Pretending to be a cop, he pulls the younger man aside and offers him the opportunity to learn more about the scams that he's trying to pull off. The two start off small, but eventually learn about a businessman (Peter Mullen) carrying on a major deal soon. With Diego at his side and some hotel employee friends, Richard believes that he can pull off a good enough scam concerning a forged certificate to rid the businessman of $750,000. The only problem would be Richard's sister, Valerie (Maggie Gyllenhal), who works at the 4-star hotel as the concierge and would very much like to see her brother fail.

"Criminal" works the old "who's scamming who?" angle quite superbly. Although it's obvious that Richard is attempting to get the edge, Rodrigo also could certainly be less naive than he claims to be. There's also Gyllenhal, who is expert at playing a character who could easily have underlying motives. Mullen is also superb as the businessman, who is quietly intimidating.

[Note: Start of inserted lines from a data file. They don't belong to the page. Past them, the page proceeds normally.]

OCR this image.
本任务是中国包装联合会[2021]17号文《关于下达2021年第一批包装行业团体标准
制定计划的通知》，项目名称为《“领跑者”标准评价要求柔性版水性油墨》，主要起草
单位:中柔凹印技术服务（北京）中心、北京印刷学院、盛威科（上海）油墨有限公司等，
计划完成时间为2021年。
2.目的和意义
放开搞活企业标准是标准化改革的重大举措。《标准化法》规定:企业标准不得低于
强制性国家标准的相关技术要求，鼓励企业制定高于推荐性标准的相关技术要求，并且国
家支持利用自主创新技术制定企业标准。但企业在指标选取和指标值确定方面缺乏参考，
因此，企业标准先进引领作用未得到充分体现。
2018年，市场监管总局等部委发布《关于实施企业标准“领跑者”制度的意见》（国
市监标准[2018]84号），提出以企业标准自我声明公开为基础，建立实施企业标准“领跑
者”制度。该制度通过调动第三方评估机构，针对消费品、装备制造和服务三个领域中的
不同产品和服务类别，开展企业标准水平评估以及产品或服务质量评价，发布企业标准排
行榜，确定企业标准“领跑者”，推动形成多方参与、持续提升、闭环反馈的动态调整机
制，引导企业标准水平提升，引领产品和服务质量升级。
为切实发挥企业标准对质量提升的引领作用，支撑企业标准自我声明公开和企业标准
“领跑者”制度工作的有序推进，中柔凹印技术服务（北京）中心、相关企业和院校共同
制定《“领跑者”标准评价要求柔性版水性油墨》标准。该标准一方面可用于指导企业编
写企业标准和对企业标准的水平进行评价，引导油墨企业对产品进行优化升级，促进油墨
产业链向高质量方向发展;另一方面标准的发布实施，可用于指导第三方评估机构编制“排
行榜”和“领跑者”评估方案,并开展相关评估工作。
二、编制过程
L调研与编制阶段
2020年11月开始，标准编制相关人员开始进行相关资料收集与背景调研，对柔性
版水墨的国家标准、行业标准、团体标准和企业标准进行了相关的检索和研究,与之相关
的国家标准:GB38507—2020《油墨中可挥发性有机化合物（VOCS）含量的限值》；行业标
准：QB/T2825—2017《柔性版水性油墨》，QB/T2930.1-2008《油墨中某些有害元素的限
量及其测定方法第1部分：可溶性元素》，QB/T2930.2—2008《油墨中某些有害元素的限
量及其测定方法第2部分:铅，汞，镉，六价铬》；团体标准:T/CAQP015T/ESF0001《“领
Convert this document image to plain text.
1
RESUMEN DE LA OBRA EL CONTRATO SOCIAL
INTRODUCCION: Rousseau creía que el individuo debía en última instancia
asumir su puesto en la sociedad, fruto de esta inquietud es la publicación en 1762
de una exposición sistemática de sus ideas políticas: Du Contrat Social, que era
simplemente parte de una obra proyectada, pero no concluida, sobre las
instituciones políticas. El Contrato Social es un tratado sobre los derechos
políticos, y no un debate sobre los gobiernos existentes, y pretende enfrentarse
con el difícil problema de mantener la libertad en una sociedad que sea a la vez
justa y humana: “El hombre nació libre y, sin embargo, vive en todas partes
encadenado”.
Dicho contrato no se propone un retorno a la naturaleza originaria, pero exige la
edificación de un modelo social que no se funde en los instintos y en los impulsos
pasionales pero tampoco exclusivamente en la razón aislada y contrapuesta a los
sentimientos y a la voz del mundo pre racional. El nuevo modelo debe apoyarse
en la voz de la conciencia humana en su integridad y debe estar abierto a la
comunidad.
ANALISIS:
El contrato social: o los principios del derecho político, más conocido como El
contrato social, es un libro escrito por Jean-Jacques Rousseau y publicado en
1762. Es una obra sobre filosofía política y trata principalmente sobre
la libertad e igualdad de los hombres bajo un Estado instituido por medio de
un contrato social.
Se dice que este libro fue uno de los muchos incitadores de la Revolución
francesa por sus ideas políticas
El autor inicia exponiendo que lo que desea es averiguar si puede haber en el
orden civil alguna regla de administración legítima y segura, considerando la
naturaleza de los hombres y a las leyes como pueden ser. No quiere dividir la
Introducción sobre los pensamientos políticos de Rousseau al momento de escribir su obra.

I haven't seen the original film, but this remake is a fine work by first-time director Gregory Jacobs, who has served as the assistant director to Steven Soderberg on all of his films. The cinematography by Chris Menges ("The Good Thief") and editing by Stephen Mirrione (who has also worked with Soderberg on such films as "Traffic") give the film a feel to one of Soderberg's films. The film is straightforward and tight, as it has been edited down to a lean, fat-free 88 minutes.

It's a little film, fairly sparse in terms of sets and budget, but it works well. It's not terribly memorable or innovative, but the cast is very good and the picture maintained my interest throughout.


The DVD

VIDEO: "Criminal" is presented in Warner Brothers in 1.85:1 anamorphic widescreen. This is an excellent transfer, with only a couple of minor concerns. Sharpness and detail are stellar throughout the proceedings, as the picture appeared rock-solid and even showed a strong level of fine details.

The only thing that took away from the presentation was the presence of some minor edge enhancement that appeared at times. Aside from that the picture appeared clean: free of print flaws and any pixelation. Colors remained natural and vivid throughout, with very nice saturation and no smearing.

SOUND: "Criminal" is presented in Dolby Digital 5.1 by Warner Brothers. This is a very fine audio presentation, considering this is largely dialogue-driven material. Surrounds aren't engaged heavily, but they are put into play fairly often to provide nice ambience and other details. Dialogue remained crisp and clear, as did the minimal sound effects.

EXTRAS: The film's trailer and recommendations.

Final Thoughts: "Criminal" is a smart and entertaining con game with very good performances. It doesn't have a lot of potential for repeat viewing though, so I'd recommend it as a rental. The DVD provides very good audio/video quality, but very little in the way of supplements.